The EU would probably insist on gum shields for the ferrets and chain-mail underpants for the contestants.  Is it any wonder that Brexit is happening?

Tuesday, March 31, 2020

In the beginning...

Yesterday.  Day 1.  Got up late and switched on the laptop. Joined half the country and applied for the COVID-19 payment.  And it was easy. Almost a pleasurable experience.  What a contrast to our signing-on days in Werburgh in the 1970s and 80s

A lot of people will tell you that before mobile phones, the principal method of meeting up was in the pub, but in fact, it was the dole office. You'd catch up at the hatch.
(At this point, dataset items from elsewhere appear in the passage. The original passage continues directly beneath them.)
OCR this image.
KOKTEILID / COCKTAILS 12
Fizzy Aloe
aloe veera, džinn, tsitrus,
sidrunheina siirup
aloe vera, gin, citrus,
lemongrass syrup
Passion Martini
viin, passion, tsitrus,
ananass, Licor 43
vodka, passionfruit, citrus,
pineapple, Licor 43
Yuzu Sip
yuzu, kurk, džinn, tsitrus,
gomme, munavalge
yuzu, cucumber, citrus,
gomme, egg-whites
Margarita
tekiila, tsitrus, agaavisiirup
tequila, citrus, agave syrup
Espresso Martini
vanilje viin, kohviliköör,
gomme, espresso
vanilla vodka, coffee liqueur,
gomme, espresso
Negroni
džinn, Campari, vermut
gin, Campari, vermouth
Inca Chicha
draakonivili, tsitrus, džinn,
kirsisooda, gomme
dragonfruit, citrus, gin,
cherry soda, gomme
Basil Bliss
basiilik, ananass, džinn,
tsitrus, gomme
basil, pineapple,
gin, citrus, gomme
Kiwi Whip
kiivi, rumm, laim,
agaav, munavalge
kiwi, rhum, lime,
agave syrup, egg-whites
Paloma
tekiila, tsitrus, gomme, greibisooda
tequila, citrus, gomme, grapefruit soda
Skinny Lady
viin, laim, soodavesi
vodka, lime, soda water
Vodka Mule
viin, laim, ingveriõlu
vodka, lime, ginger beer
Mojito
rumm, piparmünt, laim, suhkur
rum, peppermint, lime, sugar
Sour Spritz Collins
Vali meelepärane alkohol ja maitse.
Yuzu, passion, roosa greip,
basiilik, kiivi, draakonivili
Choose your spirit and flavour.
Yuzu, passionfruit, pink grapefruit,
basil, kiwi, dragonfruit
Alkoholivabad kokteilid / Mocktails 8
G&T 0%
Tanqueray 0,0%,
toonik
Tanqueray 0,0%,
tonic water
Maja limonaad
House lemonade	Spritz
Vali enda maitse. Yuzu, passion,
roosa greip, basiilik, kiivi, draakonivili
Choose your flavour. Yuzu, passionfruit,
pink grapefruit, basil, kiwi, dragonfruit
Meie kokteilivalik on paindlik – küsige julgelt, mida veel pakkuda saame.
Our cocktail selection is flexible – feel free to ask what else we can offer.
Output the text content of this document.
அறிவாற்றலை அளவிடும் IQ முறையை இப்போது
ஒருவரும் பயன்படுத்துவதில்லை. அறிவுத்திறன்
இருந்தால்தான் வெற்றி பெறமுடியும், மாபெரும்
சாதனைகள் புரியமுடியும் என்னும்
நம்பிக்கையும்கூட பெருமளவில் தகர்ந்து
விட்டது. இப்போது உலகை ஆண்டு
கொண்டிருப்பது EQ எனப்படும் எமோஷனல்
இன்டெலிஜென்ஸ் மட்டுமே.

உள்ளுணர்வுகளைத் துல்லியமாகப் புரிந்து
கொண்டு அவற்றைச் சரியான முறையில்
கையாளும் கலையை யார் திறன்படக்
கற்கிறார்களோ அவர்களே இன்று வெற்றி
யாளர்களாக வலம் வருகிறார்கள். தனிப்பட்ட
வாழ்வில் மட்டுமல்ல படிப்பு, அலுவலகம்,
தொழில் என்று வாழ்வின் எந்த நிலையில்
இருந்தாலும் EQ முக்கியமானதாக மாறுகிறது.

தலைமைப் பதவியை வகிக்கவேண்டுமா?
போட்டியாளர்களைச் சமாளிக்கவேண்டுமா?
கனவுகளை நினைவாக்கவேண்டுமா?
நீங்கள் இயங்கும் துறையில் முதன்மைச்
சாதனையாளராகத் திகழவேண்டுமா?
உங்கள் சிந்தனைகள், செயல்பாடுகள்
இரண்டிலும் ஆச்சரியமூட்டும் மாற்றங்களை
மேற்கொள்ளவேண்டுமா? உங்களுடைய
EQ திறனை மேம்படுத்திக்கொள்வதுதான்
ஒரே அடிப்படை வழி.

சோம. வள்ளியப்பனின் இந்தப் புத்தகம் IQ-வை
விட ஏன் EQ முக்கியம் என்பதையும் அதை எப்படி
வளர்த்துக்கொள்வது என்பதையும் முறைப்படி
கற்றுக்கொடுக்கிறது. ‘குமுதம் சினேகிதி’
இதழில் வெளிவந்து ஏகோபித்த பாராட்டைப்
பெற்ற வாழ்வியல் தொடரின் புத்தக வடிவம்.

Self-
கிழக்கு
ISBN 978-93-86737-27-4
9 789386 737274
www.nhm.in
We had little brown cardboard cards, half-written in Irish.  Folded in two, dogeared and tucked into the back pocket of Wrangler jeans.

Were you allowed smoke in Werburgh Street back then?  Probably.  You could smoke pretty much wherever you wanted.  Planes, trains and upstairs on buses.  There were always two compartments on the London tube where you could light up.  Many was the time I boarded an empty train at 6:30 in the morning and blazed up a joint before work. -- Ahh, those halcyon days before health and safety.

At 11:30,  a walk on the ring road where the speeding cars were trying to outrun the virus, driven by unshaven, bleary-eyed men on the way to the off-licence to pick up vital medical supplies.

At 3:30pm started preparing red beans and rice for the family.  Traditional Monday dish in Louisiana.  Found myself singing Tom Traubert's blues by Tom waits.
"I wish I was in New Orleans... I can see it in my dreams."
But who in their right mind wants to be in that city at this moment?   It's a hot spot for this disease and it will, of course, be ignored by the federal government. Anyone remember hurricane Katrina?

7pm, at my desk facing the window.  A van drives past.  'Bouncy Castles.'  But nobody is bouncing at the minute.  It'll probably be a long time before we bounce again.